Introduction: Family conferences (FCs) may be important in communication. There is limited evidence about their value in palliative medicine. We examined specific information needs of patient-identified spokespersons (SP) and if the needs were met by a subsequent FC. Further data were collected on FC attendee characteristics, changes in SP distress, and SP assessment of FC value.
Methods: We conducted a prospective observational study of the family SP perspective of consecutive first time palliative medicine FCs for cancer patients. The SP completed standardized questionnaires and a Distress Thermometer pre- and post-FC.
Results: Seventy-eight FCs were eligible. Daughters/sons were the largest single attendee group. The median FC duration was 45 minutes (range 30-100). The location was usually at the bedside. Distress thermometer (DT) scores fell in 51%, rose in 26%, were stable in 23%, and were unaffected by patient presence. On average, there was a one-unit reduction in DT scores post compared to pre (p = 0.0059, 95% CI -1.5 to -0.3). The SP wanted information on a median of 15 (range 13, 17; 83%) questionnaire items beforehand; a median of 12 (range 10-14; 67%) were discussed. Overall, 62% of the total items were "needs met" in ≥50% of the SP.
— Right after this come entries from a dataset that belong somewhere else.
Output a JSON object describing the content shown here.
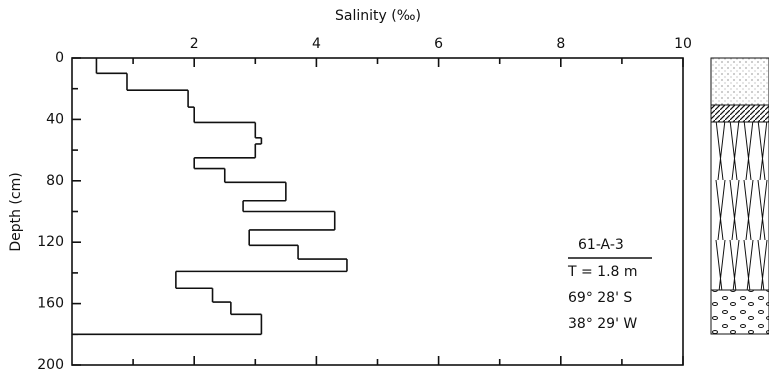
{
  "chart_data": {
    "type": "step",
    "title": "Salinity (‰)",
    "y_label": "Depth (cm)",
    "depth_edges": [
      0,
      10,
      21,
      32,
      42,
      52,
      56,
      65,
      72,
      81,
      93,
      100,
      112,
      122,
      131,
      139,
      150,
      159,
      167,
      180
    ],
    "values": [
      0.4,
      0.9,
      1.9,
      2.0,
      3.0,
      3.1,
      3.0,
      2.0,
      2.5,
      3.5,
      2.8,
      4.3,
      2.9,
      3.7,
      4.5,
      1.7,
      2.3,
      2.6,
      3.1
    ],
    "color": "#111111",
    "xlim": [
      0,
      10
    ],
    "xticks": [
      2,
      4,
      6,
      8,
      10
    ],
    "xticks_minor": [
      1,
      3,
      5,
      7,
      9
    ],
    "ylim": [
      0,
      200
    ],
    "yticks": [
      0,
      40,
      80,
      120,
      160,
      200
    ],
    "yticks_minor": [
      20,
      60,
      100,
      140,
      180
    ],
    "annotation": {
      "core": "61-A-3",
      "length": "T = 1.8 m",
      "latitude": "69° 28' S",
      "longitude": "38° 29' W"
    }
  }
}
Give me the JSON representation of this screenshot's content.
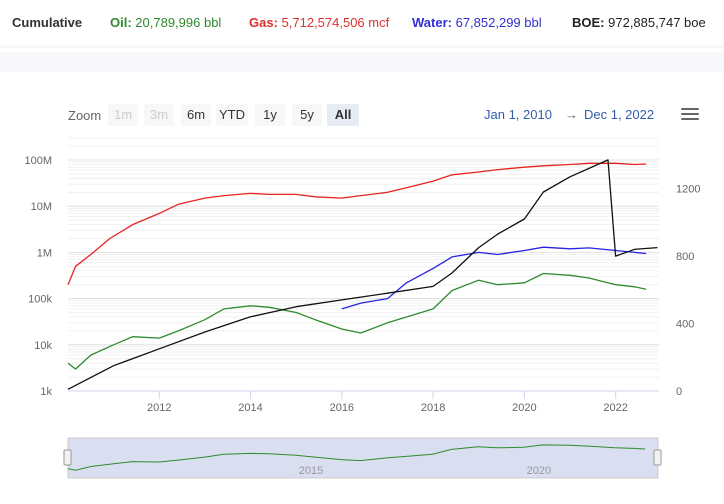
{
  "summary": {
    "cumulative_label": "Cumulative",
    "oil_label": "Oil:",
    "oil_value": "20,789,996 bbl",
    "gas_label": "Gas:",
    "gas_value": "5,712,574,506 mcf",
    "water_label": "Water:",
    "water_value": "67,852,299 bbl",
    "boe_label": "BOE:",
    "boe_value": "972,885,747 boe"
  },
  "colors": {
    "oil": "#2e8b2e",
    "gas": "#e8231f",
    "water": "#2424e0",
    "boe": "#111111",
    "label_oil": "#2e8b2e",
    "label_gas": "#e03030",
    "label_water": "#3030d0",
    "label_boe": "#222222"
  },
  "range_selector": {
    "zoom_label": "Zoom",
    "buttons": [
      {
        "label": "1m",
        "state": "disabled"
      },
      {
        "label": "3m",
        "state": "disabled"
      },
      {
        "label": "6m",
        "state": "normal"
      },
      {
        "label": "YTD",
        "state": "normal"
      },
      {
        "label": "1y",
        "state": "normal"
      },
      {
        "label": "5y",
        "state": "normal"
      },
      {
        "label": "All",
        "state": "active"
      }
    ],
    "from": "Jan 1, 2010",
    "separator": "→",
    "to": "Dec 1, 2022"
  },
  "menu_icon": "hamburger-menu-icon",
  "chart_data": {
    "type": "line",
    "x_range": [
      "2010-01",
      "2022-12"
    ],
    "left_axis": {
      "scale": "log",
      "ticks": [
        "1k",
        "10k",
        "100k",
        "1M",
        "10M",
        "100M"
      ],
      "min": 1000,
      "max": 300000000
    },
    "right_axis": {
      "scale": "linear",
      "ticks": [
        "0",
        "400",
        "800",
        "1200"
      ],
      "min": 0,
      "max": 1500
    },
    "x_ticks": [
      "2012",
      "2014",
      "2016",
      "2018",
      "2020",
      "2022"
    ],
    "grid": true,
    "legend": "none",
    "series": [
      {
        "key": "gas",
        "axis": "left",
        "points": [
          [
            "2010-01",
            200000
          ],
          [
            "2010-03",
            500000
          ],
          [
            "2010-07",
            900000
          ],
          [
            "2010-12",
            2000000
          ],
          [
            "2011-06",
            4000000
          ],
          [
            "2012-01",
            7000000
          ],
          [
            "2012-06",
            11000000
          ],
          [
            "2013-01",
            15000000
          ],
          [
            "2013-06",
            17000000
          ],
          [
            "2014-01",
            19000000
          ],
          [
            "2014-06",
            18000000
          ],
          [
            "2015-01",
            18000000
          ],
          [
            "2015-06",
            16000000
          ],
          [
            "2016-01",
            15000000
          ],
          [
            "2016-06",
            17000000
          ],
          [
            "2017-01",
            20000000
          ],
          [
            "2017-06",
            25000000
          ],
          [
            "2018-01",
            35000000
          ],
          [
            "2018-06",
            48000000
          ],
          [
            "2019-01",
            55000000
          ],
          [
            "2019-06",
            62000000
          ],
          [
            "2020-01",
            70000000
          ],
          [
            "2020-06",
            75000000
          ],
          [
            "2021-01",
            80000000
          ],
          [
            "2021-06",
            85000000
          ],
          [
            "2022-01",
            85000000
          ],
          [
            "2022-06",
            80000000
          ],
          [
            "2022-09",
            82000000
          ]
        ]
      },
      {
        "key": "oil",
        "axis": "left",
        "points": [
          [
            "2010-01",
            4000
          ],
          [
            "2010-03",
            3000
          ],
          [
            "2010-07",
            6000
          ],
          [
            "2011-01",
            10000
          ],
          [
            "2011-06",
            15000
          ],
          [
            "2012-01",
            14000
          ],
          [
            "2012-06",
            20000
          ],
          [
            "2013-01",
            35000
          ],
          [
            "2013-06",
            60000
          ],
          [
            "2014-01",
            70000
          ],
          [
            "2014-06",
            65000
          ],
          [
            "2015-01",
            50000
          ],
          [
            "2015-06",
            35000
          ],
          [
            "2016-01",
            22000
          ],
          [
            "2016-06",
            18000
          ],
          [
            "2017-01",
            30000
          ],
          [
            "2017-06",
            40000
          ],
          [
            "2018-01",
            60000
          ],
          [
            "2018-06",
            150000
          ],
          [
            "2019-01",
            250000
          ],
          [
            "2019-06",
            200000
          ],
          [
            "2020-01",
            220000
          ],
          [
            "2020-06",
            350000
          ],
          [
            "2021-01",
            320000
          ],
          [
            "2021-06",
            280000
          ],
          [
            "2022-01",
            200000
          ],
          [
            "2022-06",
            180000
          ],
          [
            "2022-09",
            160000
          ]
        ]
      },
      {
        "key": "water",
        "axis": "left",
        "points": [
          [
            "2016-01",
            60000
          ],
          [
            "2016-06",
            80000
          ],
          [
            "2017-01",
            100000
          ],
          [
            "2017-06",
            220000
          ],
          [
            "2018-01",
            450000
          ],
          [
            "2018-06",
            800000
          ],
          [
            "2019-01",
            1000000
          ],
          [
            "2019-06",
            900000
          ],
          [
            "2020-01",
            1100000
          ],
          [
            "2020-06",
            1300000
          ],
          [
            "2021-01",
            1200000
          ],
          [
            "2021-06",
            1250000
          ],
          [
            "2022-01",
            1100000
          ],
          [
            "2022-06",
            1000000
          ],
          [
            "2022-09",
            950000
          ]
        ]
      },
      {
        "key": "boe",
        "axis": "right",
        "points": [
          [
            "2010-01",
            10
          ],
          [
            "2011-01",
            150
          ],
          [
            "2012-01",
            250
          ],
          [
            "2013-01",
            350
          ],
          [
            "2014-01",
            440
          ],
          [
            "2015-01",
            500
          ],
          [
            "2016-01",
            540
          ],
          [
            "2017-01",
            580
          ],
          [
            "2018-01",
            620
          ],
          [
            "2018-06",
            700
          ],
          [
            "2019-01",
            850
          ],
          [
            "2019-06",
            930
          ],
          [
            "2020-01",
            1020
          ],
          [
            "2020-06",
            1180
          ],
          [
            "2021-01",
            1270
          ],
          [
            "2021-06",
            1320
          ],
          [
            "2021-11",
            1370
          ],
          [
            "2022-01",
            800
          ],
          [
            "2022-06",
            840
          ],
          [
            "2022-12",
            850
          ]
        ]
      }
    ]
  },
  "navigator": {
    "labels": [
      "2015",
      "2020"
    ],
    "series_key": "oil"
  }
}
Conclusions: The FC attracted multiple participants; usually sons and daughters. Duration was typically 45 minutes and usually at the bedside. Nearly all SPs found the concept valuable both before and after the FC. Distress decreased or remained stable in most SPs. Most of their self-identified information needs were met. Thematic analysis of qualitative data supported the value of FC. Formal FCs are powerful and important communication tools in advanced cancer.
Keywords: cancer; communication; family; interdisciplinary; palliative medicine; spokesperson.